Decided: February 07, 2020
Before: FERNANDEZ, SILVERMAN, and TALLMAN, Circuit Judges.
Theodore C. Shove, Pro Se Jeffrey Thomas Fisher, AGCA - Office of the California Attorney General, San Francisco, CA, for Defendants-Appellees
California state prisoner Theodore C. Shove appeals pro se from the district court’s summary judgment in his 42 U.S.C. § 1983 action alleging deliberate indifference to his serious medical needs. We have jurisdiction under 28 U.S.C. § 1291. We review de novo a district court’s summary judgment for failure to exhaust administrative remedies. Williams v. Paramo, 775 F.3d 1182, 1191 (9th Cir. 2015). We affirm.

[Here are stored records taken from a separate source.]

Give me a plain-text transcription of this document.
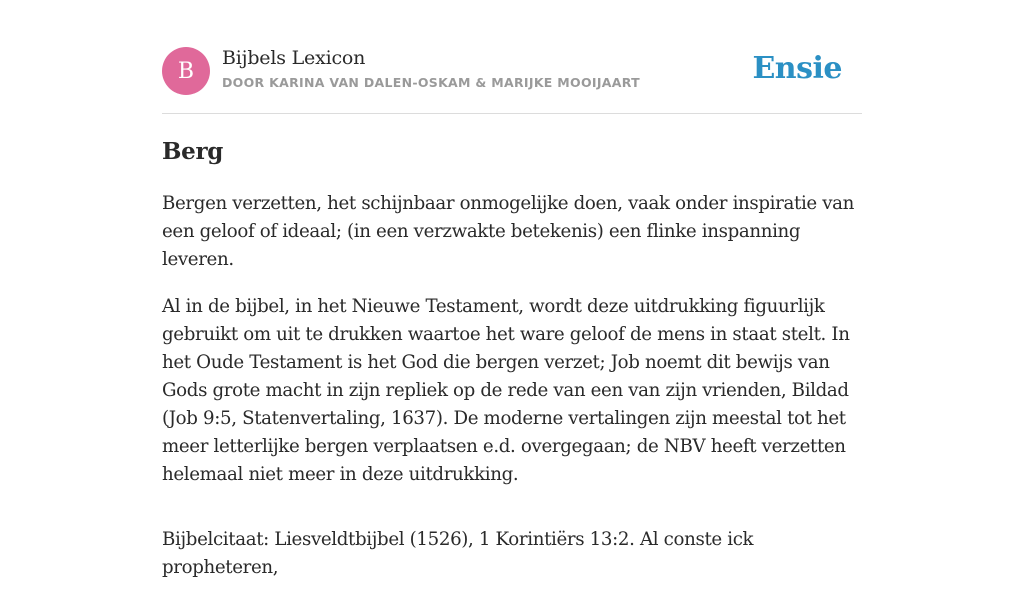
B
Bijbels Lexicon
DOOR KARINA VAN DALEN-OSKAM & MARIJKE MOOIJAART	Ensie
Berg

Bergen verzetten, het schijnbaar onmogelijke doen, vaak onder inspiratie van een geloof of ideaal; (in een verzwakte betekenis) een flinke inspanning leveren.

Al in de bijbel, in het Nieuwe Testament, wordt deze uitdrukking figuurlijk gebruikt om uit te drukken waartoe het ware geloof de mens in staat stelt. In het Oude Testament is het God die bergen verzet; Job noemt dit bewijs van Gods grote macht in zijn repliek op de rede van een van zijn vrienden, Bildad (Job 9:5, Statenvertaling, 1637). De moderne vertalingen zijn meestal tot het meer letterlijke bergen verplaatsen e.d. overgegaan; de NBV heeft verzetten helemaal niet meer in deze uitdrukking.

Bijbelcitaat: Liesveldtbijbel (1526), 1 Korintiërs 13:2. Al conste ick propheteren,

The district court properly granted summary judgment because Shove failed to exhaust his available administrative remedies as required by the Prison Litigation Reform Act (“PLRA”), and failed to raise a genuine dispute of material fact as to whether administrative remedies were effectively unavailable to him. See Ross v. Blake, ––– U.S. ––––, 136 S. Ct. 1850, 1856, 1858-60, 195 L.Ed.2d 117 (2016) (explaining that an inmate must exhaust “such administrative remedies as are available” before bringing suit, and describing limited circumstances in which administrative remedies are unavailable, including when “prison administrators thwart inmates from taking advantage of a grievance process through machination, misrepresentation, or intimidation”); Williams, 775 F.3d at 1191 (a prisoner who does not exhaust administrative remedies must show that “there is something particular in his case that made the existing and generally available administrative remedies effectively unavailable to him”); see also Rodriguez v. County of Los Angeles, 891 F.3d 776, 792 (9th Cir. 2018) (setting forth required showing for a fear of retaliation to excuse the PLRA’s exhaustion requirement).
We reject as unsupported by the record Shove’s contentions regarding judicial bias.
We do not consider matters not specifically and distinctly raised and argued in the opening brief, or arguments and allegations raised for the first time on appeal. See Padgett v. Wright, 587 F.3d 983, 985 n.2 (9th Cir. 2009).
We do not consider documents and facts not presented to the district court. See United States v. Elias, 921 F.2d 870, 874 (9th Cir. 1990).
Appellees’ motion for summary affirmance (Docket Entry No. 17) is denied as moot. All other pending motions and requests are denied.